Кейт: Собака была совсем черная, или у нее были черные пятна?
Дэйн: Она была совершенно черная, как позор.
Кейт: Как большущая, черная дыра в космическом пространстве. Такой я ее вижу.
Дэйн: Нет. Ты не могла ее видеть, в этом вся соль рассказа. Никто не мог ее видеть, так как она появлялась в кромешной темноте, в самую темную ночь года. Но она требовала к себе внимания; она была одинокой и заброшенной; живя в своей внутренней и внешней темноте. Она была незаметной, сливаясь с окружающей ее темнотой. От рождения она была одиноким животным, это наша черная собака.
Уинни: Она, по всей вероятности, должна была вопить от одиночества, живя в этом темном мире. Люди бы услышали ее вопли и, вероятно, пошли бы с ней на контакт.
Эйвери: Бросили бы кость или еще чего-нибудь.
Дэйн: Да, люди, некоторые из людей, могли ее слышать, но они не знали, как помочь ей, ибо не знали причину ее плача. Более того, они не могли определить, откуда исходит этот плачь, так как не видели ее. Они, просто слышали этот плачь, шедший из темноты. Никто не мог посоветовать, что делать.
Кейт: И так, что же случилось?
Дэйн: Ничего, ничего, вообще, не случилось.
Уинни: Ты имеешь в виду…
Дэйн: Я ничего не имею в виду. Потому что ничего не могло случиться или не случиться.
Уинни: Очень печальная история. Я рада, что Эйвери не рассказывал ее мне. Мне бы не хотелось слушать такие рассказы.
Эйвери: Это, конечно, не шедевр, да и рассказала она его не слишком точно. У черной собаки была своя жизнь, но не настолько мрачная, как она ее обрисовала.
Мэрилин: Послушай, Кейт, неужели Эйвери открывал тебе все черные стороны своей жизни?
Кейт: Ничего похожего на то, как в этом рассказе. Я имею в виду, что его расположение духа в чем-то было, похоже, но этот рассказ что-то сверхординарное.
Мэрилин: Дэйн, а ты уверена в этом? Что-то не похоже ни на один из рассказов, написанных Эйвери.

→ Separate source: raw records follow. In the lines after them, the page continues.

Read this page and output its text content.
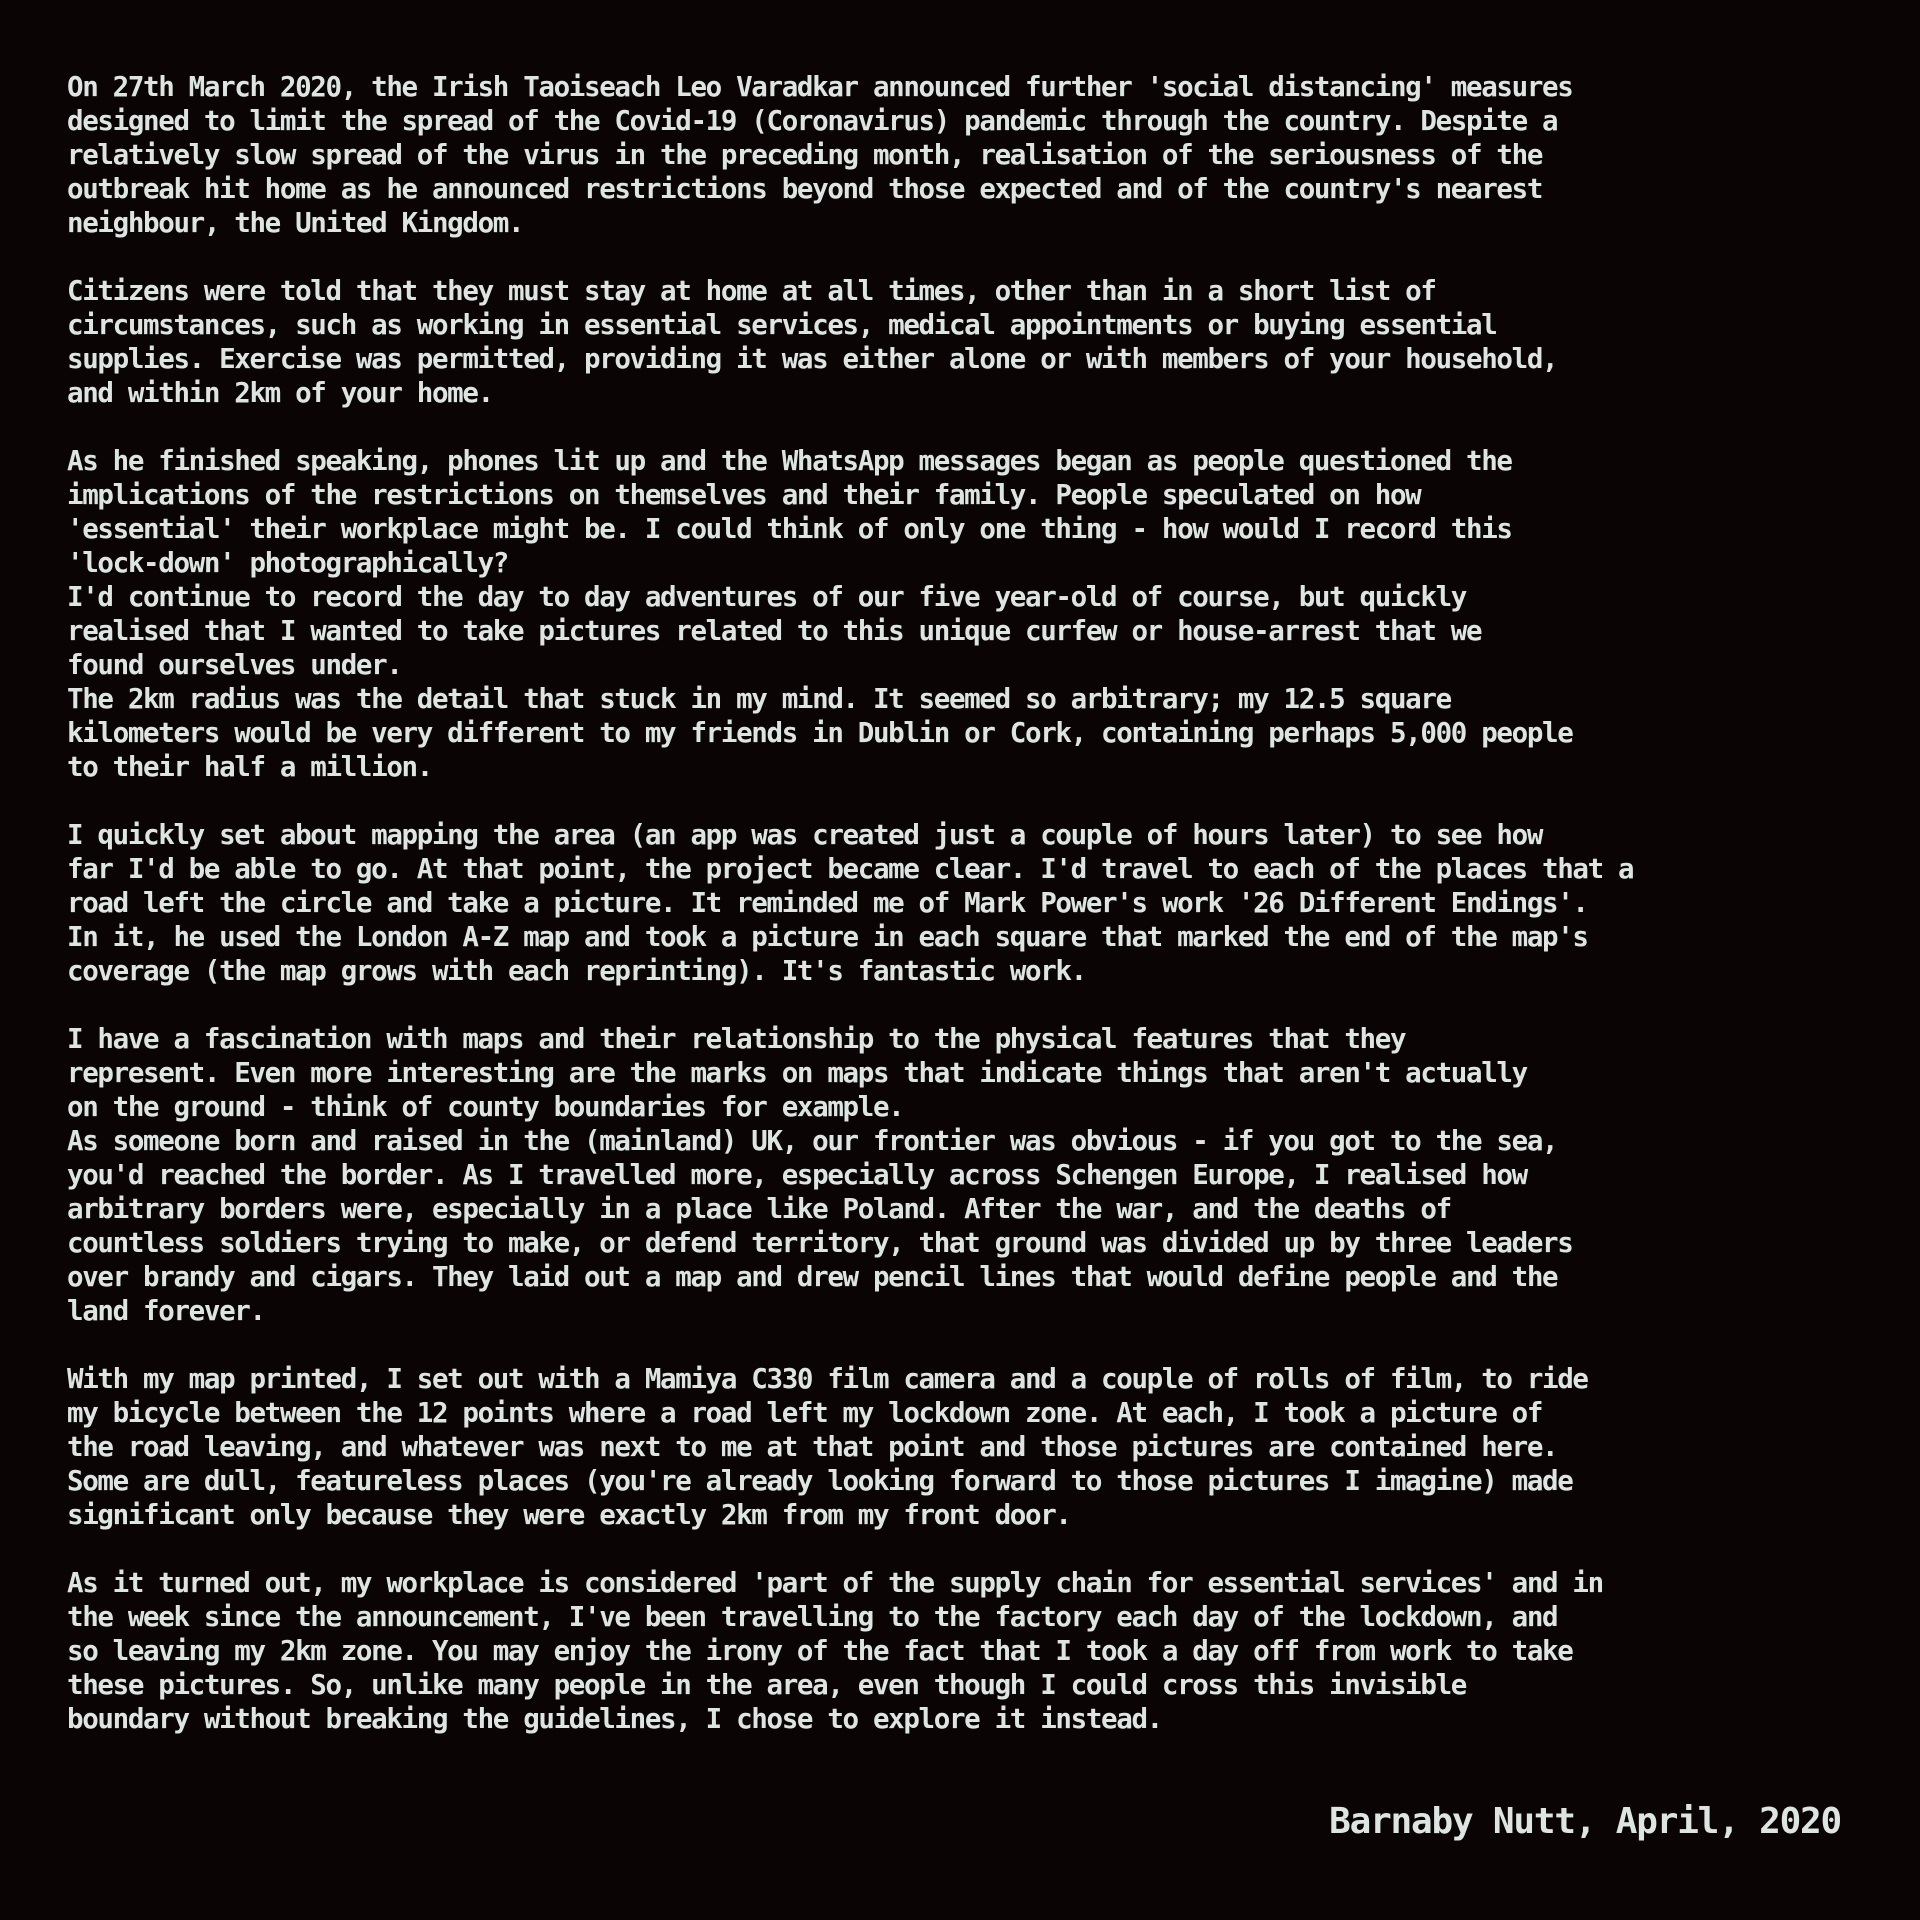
On 27th March 2020, the Irish Taoiseach Leo Varadkar announced further 'social distancing' measures
designed to limit the spread of the Covid-19 (Coronavirus) pandemic through the country. Despite a
relatively slow spread of the virus in the preceding month, realisation of the seriousness of the
outbreak hit home as he announced restrictions beyond those expected and of the country's nearest
neighbour, the United Kingdom.
Citizens were told that they must stay at home at all times, other than in a short list of
circumstances, such as working in essential services, medical appointments or buying essential
supplies. Exercise was permitted, providing it was either alone or with members of your household,
and within 2km of your home.
As he finished speaking, phones lit up and the WhatsApp messages began as people questioned the
implications of the restrictions on themselves and their family. People speculated on how
'essential' their workplace might be. I could think of only one thing - how would I record this
'lock-down' photographically?
I'd continue to record the day to day adventures of our five year-old of course, but quickly
realised that I wanted to take pictures related to this unique curfew or house-arrest that we
found ourselves under.
The 2km radius was the detail that stuck in my mind. It seemed so arbitrary; my 12.5 square
kilometers would be very different to my friends in Dublin or Cork, containing perhaps 5,000 people
to their half a million.
I quickly set about mapping the area (an app was created just a couple of hours later) to see how
far I'd be able to go. At that point, the project became clear. I'd travel to each of the places that a
road left the circle and take a picture. It reminded me of Mark Power's work '26 Different Endings'.
In it, he used the London A-Z map and took a picture in each square that marked the end of the map's
coverage (the map grows with each reprinting). It's fantastic work.
I have a fascination with maps and their relationship to the physical features that they
represent. Even more interesting are the marks on maps that indicate things that aren't actually
on the ground - think of county boundaries for example.
As someone born and raised in the (mainland) UK, our frontier was obvious - if you got to the sea,
you'd reached the border. As I travelled more, especially across Schengen Europe, I realised how
arbitrary borders were, especially in a place like Poland. After the war, and the deaths of
countless soldiers trying to make, or defend territory, that ground was divided up by three leaders
over brandy and cigars. They laid out a map and drew pencil lines that would define people and the
land forever.
With my map printed, I set out with a Mamiya C330 film camera and a couple of rolls of film, to ride
my bicycle between the 12 points where a road left my lockdown zone. At each, I took a picture of
the road leaving, and whatever was next to me at that point and those pictures are contained here.
Some are dull, featureless places (you're already looking forward to those pictures I imagine) made
significant only because they were exactly 2km from my front door.
As it turned out, my workplace is considered 'part of the supply chain for essential services' and in
the week since the announcement, I've been travelling to the factory each day of the lockdown, and
so leaving my 2km zone. You may enjoy the irony of the fact that I took a day off from work to take
these pictures. So, unlike many people in the area, even though I could cross this invisible
boundary without breaking the guidelines, I chose to explore it instead.
Barnaby Nutt, April, 2020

Дэйн: Я немного приукрасила.
Уинни: Ты, сука. Ты не могла этого сделать.
Эйвери: Наоборот! Именно это она и сделала.
Дэйн: Я сделала это. Я приукрасила, так просто, ради интереса. Думая, что это будет к месту.
Мэрилин: Немного мрачновато, но достаточно хорошо, если предположить, что у тебя есть желание молоть такую бессмыслицу.
Уинни: Ты меняла текст прямо во время рассказа. Ну, и сука же ты! Как ты могла!
Дэйн: Это было достаточно легко, и сейчас, когда я думаю об этом, я понимаю, что это именно то, что Эйвери дал мне. Умение распознать и передать хороший рассказ. Конечно, это моя профессия, но Эйвери был таким хорошим рассказчиком, что я просто не могла не стать лучше, как редактор и агент, общаясь с ним.
Уинни: Не могу поверить, что ты могла с нами так поступить. Сделала из него какое-то бедное существо, затерявшееся в темноте экзистенциального небытия, молящего о помощи и не услышанного, кем бы то ни было.
Мэрилин: Несомненно, это не тот случай. Мы именно те, кто хочет оказать помощь любыми средствами.
Кейт: Что больше говорит о нас, чем о нем.
Мэрилин: Расскажи ещё что-нибудь. Что ещё Эйвери дал тебе?
Уинни: Теперь только одну правду!
Дэйн: Глядя в прошлое, я думаю, несмотря на все истории, рассказанные им мне, Эйвери дал мне ключ к той части его самого, которую искала Мэрилин, к той части, в которой он отказывал ей все предыдущие годы.
Уинни: Почему же он делился с тобой, а не с Мэрилин?
Кейт: Потому что Дэйн не делила с ним постель. Он мог делиться с ней этой частью, воздерживаясь от секса и, следовательно, не быть поглощенным ее чувствами к нему. Как хороший слушатель, она не мешала его автономии.
Дэйн: Что правда, то правда! Я не делила с ним пастель, его комнату или заднее сидение его паршивого Вольво. Единственное, чем он делился со мной, так это его рассказы.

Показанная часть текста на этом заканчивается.